Statement on United States Relations With the Northern Mariana Islands, Micronesia, and the Marshall Islands

 

November 3, 1986

 

Today I am pleased to announce the beginning of new relationships between the United States and the island groups that have emerged from the Pacific Islands Trust Territory. One of these, the Northern Mariana Islands, is now a United States Commonwealth, and its people are now United States citizens. The other two, the Republic of the Marshall Islands and the Federated States of Micronesia, are sovereign, self-governing nations in free association with the United States. The fourth and remaining island group, Palau, has not yet finally approved its compact of free association. Until Palau's future political status is resolved, the United States will continue to discharge its responsibilities there as administering authority under the trusteeship agreement.

 

The United States liberated these islands during our westward drive across the Pacific toward the end of World War II and has administered them as a United Nations strategic trusteeship since 1947. In these last four decades, we have worked with the islanders to improve health, education, and social service facilities throughout the more than two thousand islands comprising the trust territory. Our most valuable contribution to the islands, a legacy in which we can take pride, are the democratic, representative governments created and now enjoyed by the peoples of the trust territory.

 

The United States is happy to commence these new relationships with the Northern Mariana Islands, the Marshall Islands, and the Federated States of Micronesia.
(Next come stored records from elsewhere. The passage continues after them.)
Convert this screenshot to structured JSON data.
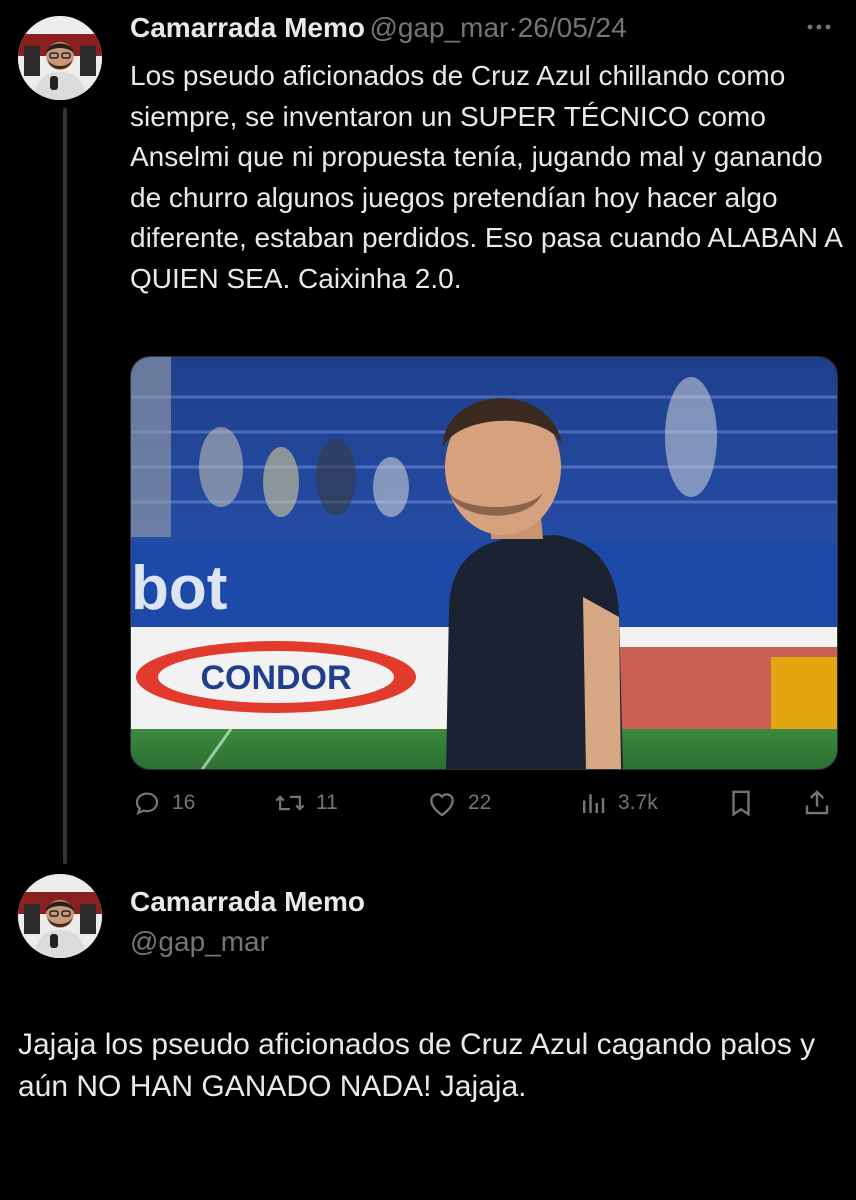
{
  "tweet1": {
    "author_name": "Camarrada Memo",
    "handle": "@gap_mar",
    "separator": "·",
    "date": "26/05/24",
    "more_icon": "more-dots-icon",
    "text": "Los pseudo aficionados de Cruz Azul chillando como siempre, se inventaron un SUPER TÉCNICO como Anselmi que ni propuesta tenía, jugando mal y ganando de churro algunos juegos pretendían hoy hacer algo diferente, estaban perdidos. Eso pasa cuando ALABAN A QUIEN SEA. Caixinha 2.0.",
    "media": {
      "banner_text": "bot",
      "ad_text": "CONDOR"
    },
    "actions": {
      "replies": "16",
      "retweets": "11",
      "likes": "22",
      "views": "3.7k"
    }
  },
  "tweet2": {
    "author_name": "Camarrada Memo",
    "handle": "@gap_mar",
    "text": "Jajaja los pseudo aficionados de Cruz Azul cagando palos y aún NO HAN GANADO NADA! Jajaja."
  },
  "colors": {
    "background": "#000000",
    "text": "#e7e9ea",
    "muted": "#71767b",
    "divider": "#333639"
  }
}
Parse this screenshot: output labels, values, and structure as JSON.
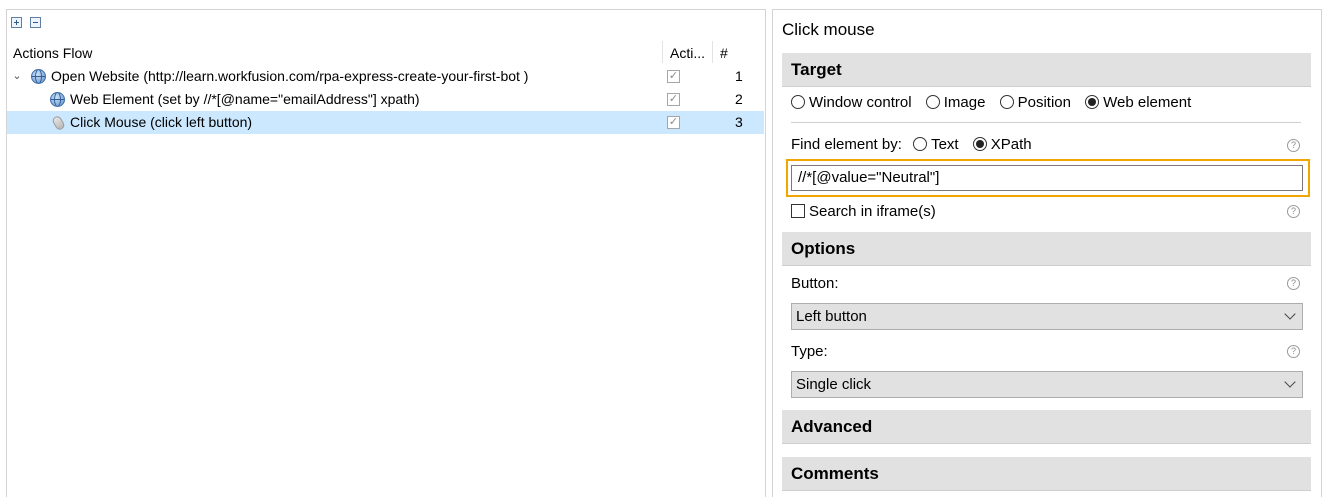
{
  "left": {
    "columns": {
      "name": "Actions Flow",
      "active": "Acti...",
      "number": "#"
    },
    "rows": [
      {
        "label": "Open Website (http://learn.workfusion.com/rpa-express-create-your-first-bot )",
        "checked": true,
        "number": "1"
      },
      {
        "label": "Web Element (set by //*[@name=\"emailAddress\"] xpath)",
        "checked": true,
        "number": "2"
      },
      {
        "label": "Click Mouse (click left button)",
        "checked": true,
        "number": "3"
      }
    ]
  },
  "right": {
    "title": "Click mouse",
    "target": {
      "heading": "Target",
      "modes": [
        "Window control",
        "Image",
        "Position",
        "Web element"
      ],
      "selected_mode": "Web element",
      "find_by_label": "Find element by:",
      "find_by_options": [
        "Text",
        "XPath"
      ],
      "find_by_selected": "XPath",
      "xpath_value": "//*[@value=\"Neutral\"]",
      "iframe_label": "Search in iframe(s)",
      "iframe_checked": false
    },
    "options": {
      "heading": "Options",
      "button_label": "Button:",
      "button_value": "Left button",
      "type_label": "Type:",
      "type_value": "Single click"
    },
    "advanced": {
      "heading": "Advanced"
    },
    "comments": {
      "heading": "Comments"
    },
    "help_glyph": "?"
  },
  "colors": {
    "selected_row": "#cce8ff",
    "focus_frame": "#f0a500",
    "section_bg": "#e1e1e1"
  }
}
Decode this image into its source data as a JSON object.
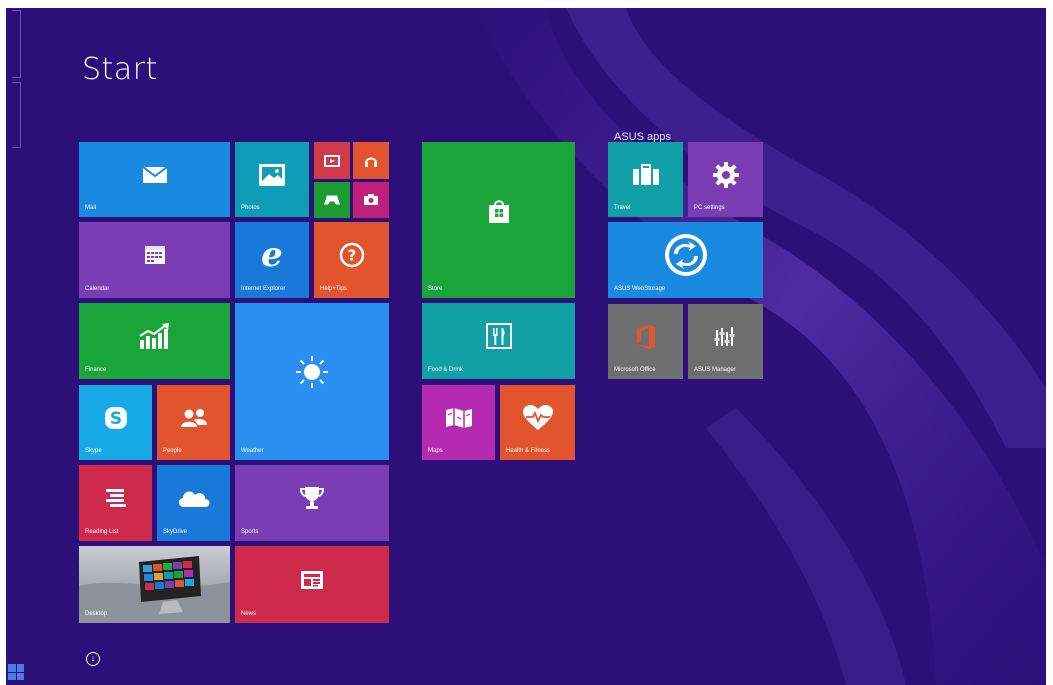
{
  "start": {
    "title": "Start",
    "all_apps_glyph": "↓"
  },
  "groups": {
    "asus_title": "ASUS apps"
  },
  "tiles": {
    "mail": {
      "label": "Mail",
      "color": "#1a8ae0",
      "icon": "mail-icon"
    },
    "photos": {
      "label": "Photos",
      "color": "#0e9db7",
      "icon": "photos-icon"
    },
    "video": {
      "label": "",
      "color": "#d23948",
      "icon": "video-icon"
    },
    "music": {
      "label": "",
      "color": "#e2542d",
      "icon": "headphones-icon"
    },
    "games": {
      "label": "",
      "color": "#1c9a32",
      "icon": "gamepad-icon"
    },
    "camera": {
      "label": "",
      "color": "#c0207a",
      "icon": "camera-icon"
    },
    "calendar": {
      "label": "Calendar",
      "color": "#7a3db3",
      "icon": "calendar-icon"
    },
    "ie": {
      "label": "Internet Explorer",
      "color": "#1979d8",
      "icon": "ie-icon"
    },
    "help": {
      "label": "Help+Tips",
      "color": "#e2542d",
      "icon": "help-icon"
    },
    "store": {
      "label": "Store",
      "color": "#1aa53b",
      "icon": "store-icon"
    },
    "finance": {
      "label": "Finance",
      "color": "#1aa53b",
      "icon": "finance-icon"
    },
    "weather": {
      "label": "Weather",
      "color": "#2a8ff0",
      "icon": "sun-icon"
    },
    "food": {
      "label": "Food & Drink",
      "color": "#10a0a6",
      "icon": "food-icon"
    },
    "skype": {
      "label": "Skype",
      "color": "#17a8e6",
      "icon": "skype-icon"
    },
    "people": {
      "label": "People",
      "color": "#e2542d",
      "icon": "people-icon"
    },
    "maps": {
      "label": "Maps",
      "color": "#b42bb2",
      "icon": "maps-icon"
    },
    "health": {
      "label": "Health & Fitness",
      "color": "#e2542d",
      "icon": "heart-icon"
    },
    "reading": {
      "label": "Reading List",
      "color": "#cf2a4b",
      "icon": "reading-list-icon"
    },
    "skydrive": {
      "label": "SkyDrive",
      "color": "#1979d8",
      "icon": "cloud-icon"
    },
    "sports": {
      "label": "Sports",
      "color": "#7a3db3",
      "icon": "trophy-icon"
    },
    "desktop": {
      "label": "Desktop",
      "color": "#8a8f98",
      "icon": "desktop-image"
    },
    "news": {
      "label": "News",
      "color": "#cf2a4b",
      "icon": "news-icon"
    },
    "travel": {
      "label": "Travel",
      "color": "#12a0a8",
      "icon": "suitcase-icon"
    },
    "pcsettings": {
      "label": "PC settings",
      "color": "#7a3db3",
      "icon": "gear-icon"
    },
    "webstorage": {
      "label": "ASUS WebStorage",
      "color": "#1a8ae0",
      "icon": "sync-icon"
    },
    "office": {
      "label": "Microsoft Office",
      "color": "#6e6e6e",
      "icon": "office-icon"
    },
    "asusmanager": {
      "label": "ASUS Manager",
      "color": "#6e6e6e",
      "icon": "asus-manager-icon"
    }
  }
}
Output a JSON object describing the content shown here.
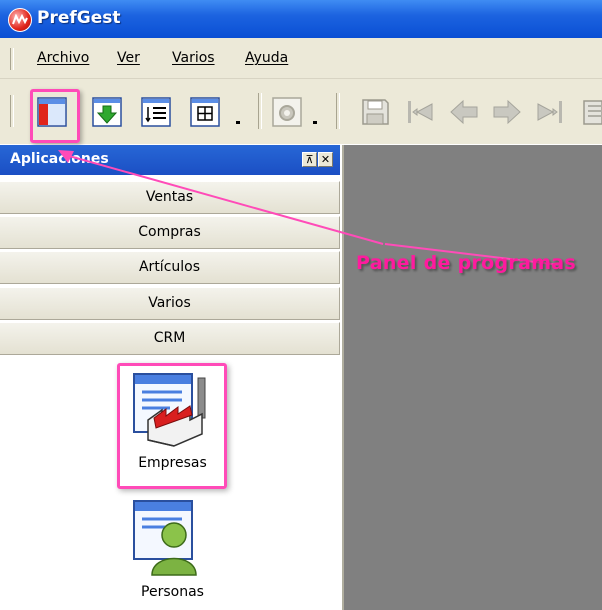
{
  "window": {
    "title": "PrefGest"
  },
  "menu": [
    "Archivo",
    "Ver",
    "Varios",
    "Ayuda"
  ],
  "panel": {
    "title": "Aplicaciones",
    "pin_glyph": "⊼",
    "close_glyph": "✕",
    "groups": [
      "Ventas",
      "Compras",
      "Artículos",
      "Varios",
      "CRM"
    ],
    "items": [
      {
        "label": "Empresas",
        "icon": "factory-icon"
      },
      {
        "label": "Personas",
        "icon": "person-icon"
      }
    ]
  },
  "annotation": {
    "text": "Panel de programas",
    "color": "#ff1a9e"
  },
  "colors": {
    "titlebar": "#0a4fd4",
    "highlight": "#ff4bb8",
    "workspace": "#808080",
    "chrome": "#ece9d8"
  },
  "toolbar_icons": [
    "panel-icon",
    "download-icon",
    "list-icon",
    "grid-icon",
    "settings-icon",
    "save-icon",
    "first-record-icon",
    "previous-record-icon",
    "next-record-icon",
    "last-record-icon"
  ]
}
We deeply appreciate those who have worked so long and hard, in the negotiations and in the Congress, to fashion and enact the commonwealth covenant and the compacts of free association. We especially want to welcome the people of the Northern Mariana Islands into the American family as fellow citizens. We are honored by the choices of the peoples and leaders of the two new freely associated States to associate with us in close and long-lasting relationships, which reflect the good will and affection between our peoples. For these peoples, the long years of trusteeship are over and the dignity and opportunity for self-government are here. We in the United States pledge our friendship and support as the Northern Mariana Islands, the Marshall Islands, and the Federated States of Micronesia now walk the paths they themselves have chosen.